Foi justamente este interesse que nos levou à uma aproximação com essa abordagem
metodológica, culminando com a realização de um projeto inspirado na pesquisa de
desenvolvimento. O projeto foi conduzido no âmbito do Programa Observatório da Educação
(OBEDUC) da Coordenação de Aperfeiçoamento de Pessoal de Nível Superior (Capes) em
parceria com o Instituto Nacional de Estudos e Pesquisas Educacionais Anísio Teixeira (INEP)
e a Secretaria de Educação Continuada, Alfabetização, Diversidade e Inclusão (Secadi). O
objetivo do projeto foi o delineamento e desenvolvimento de materiais para subsidiar
professores que ensinam Matemática interessados em adotar propostas de mudanças
pedagógicas, bem como investigar os processos de produção e os usos desses materiais. O grupo
envolvido no desenvolvimento dos materiais era composto por pesquisadores, professores da
educação básica e estudantes da graduação e pós-graduação, o qual se autodenominou como
Observatório da Educação da Matemática na Bahia (OEM-BA).
A partir dessa nossa experiência, propomo-nos, neste artigo, discutir uma
argumentação sobre a adoção da pesquisa de desenvolvimento na Educação Matemática. Para
isso, retomaremos o debate na literatura sobre o assunto, explicitaremos o projeto conduzido
com o OEM-BA e identificaremos três potencialidades da pesquisa de desenvolvimento. O
título do presente artigo, formulado em termos de por quê, é especulativo e sugere que
colocaremos em discussão a argumentação pela adoção dessa modalidade metodológica de
investigação. Como Garnica (2004), entendemos a abordagem metodológica como a busca
“[...] por um método julgado eficaz, adequado e consistente com nossas propostas de
investigação, mas trata-se – além disso – de explicitar as concepções que a ele
subjazem, exercitando continuamente a testagem dos limites desses métodos e de seus
pressupostos teórico-filosóficos, avaliando seus resultados e tomando públicas suas
conquistas e embaraços, no desejo de ultrapassá-los (p. 85).

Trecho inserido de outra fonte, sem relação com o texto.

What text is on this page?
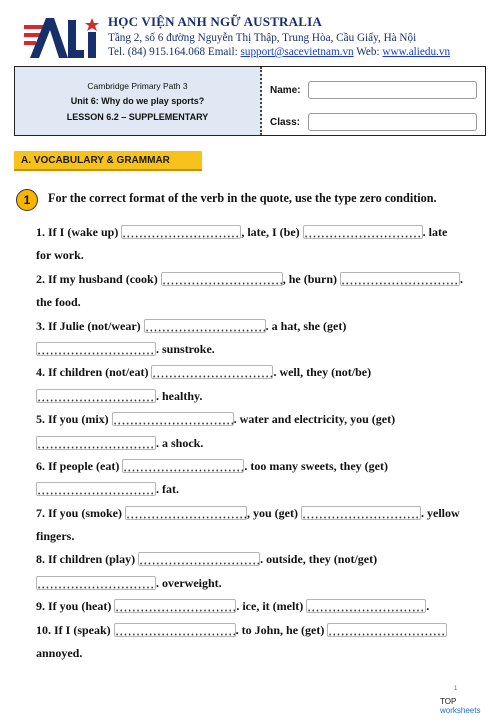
HỌC VIỆN ANH NGỮ AUSTRALIA
Tầng 2, số 6 đường Nguyễn Thị Thập, Trung Hòa, Cầu Giấy, Hà Nội
Tel. (84) 915.164.068 Email: support@sacevietnam.vn Web: www.aliedu.vn
Cambridge Primary Path 3
Unit 6: Why do we play sports?
LESSON 6.2 – SUPPLEMENTARY
Name:
Class:
A. VOCABULARY & GRAMMAR
1	For the correct format of the verb in the quote, use the type zero condition.
1. If I (wake up)	, late, I (be)	. late
for work.
2. If my husband (cook)	, he (burn)	.
the food.
3. If Julie (not/wear)	. a hat, she (get)
. sunstroke.
4. If children (not/eat)	. well, they (not/be)
. healthy.
5. If you (mix)	. water and electricity, you (get)
. a shock.
6. If people (eat)	. too many sweets, they (get)
. fat.
7. If you (smoke)	, you (get)	. yellow
fingers.
8. If children (play)	. outside, they (not/get)
. overweight.
9. If you (heat)	. ice, it (melt)	.
10. If I (speak)	. to John, he (get)
annoyed.
1
TOP
worksheets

Assim, trata-se do propósito de, uma vez identificado o problema, gerar uma
intervenção que deve ser materializada por meio de algum tipo de produto educacional. Este
passa pelo processo de análise e refinamento, de modo que, ao fim da investigação, possa ser
utilizado por outras pessoas em outros contextos. Neste ponto, podemos identificar uma
diferença crucial em relação à pesquisa-ação. Enquanto que a pesquisa de desenvolvimento
compreende a intervenção em termos da geração do produto educacional a ser disseminado para
um público mais amplo, a pesquisa-ação não possui tal delimitação. Nesta, a intervenção não
precisa se materializar necessariamente em um produto educacional e visa uma repercussão
mais limitada ao grupo social envolvido na pesquisa (TRIPP, 2005).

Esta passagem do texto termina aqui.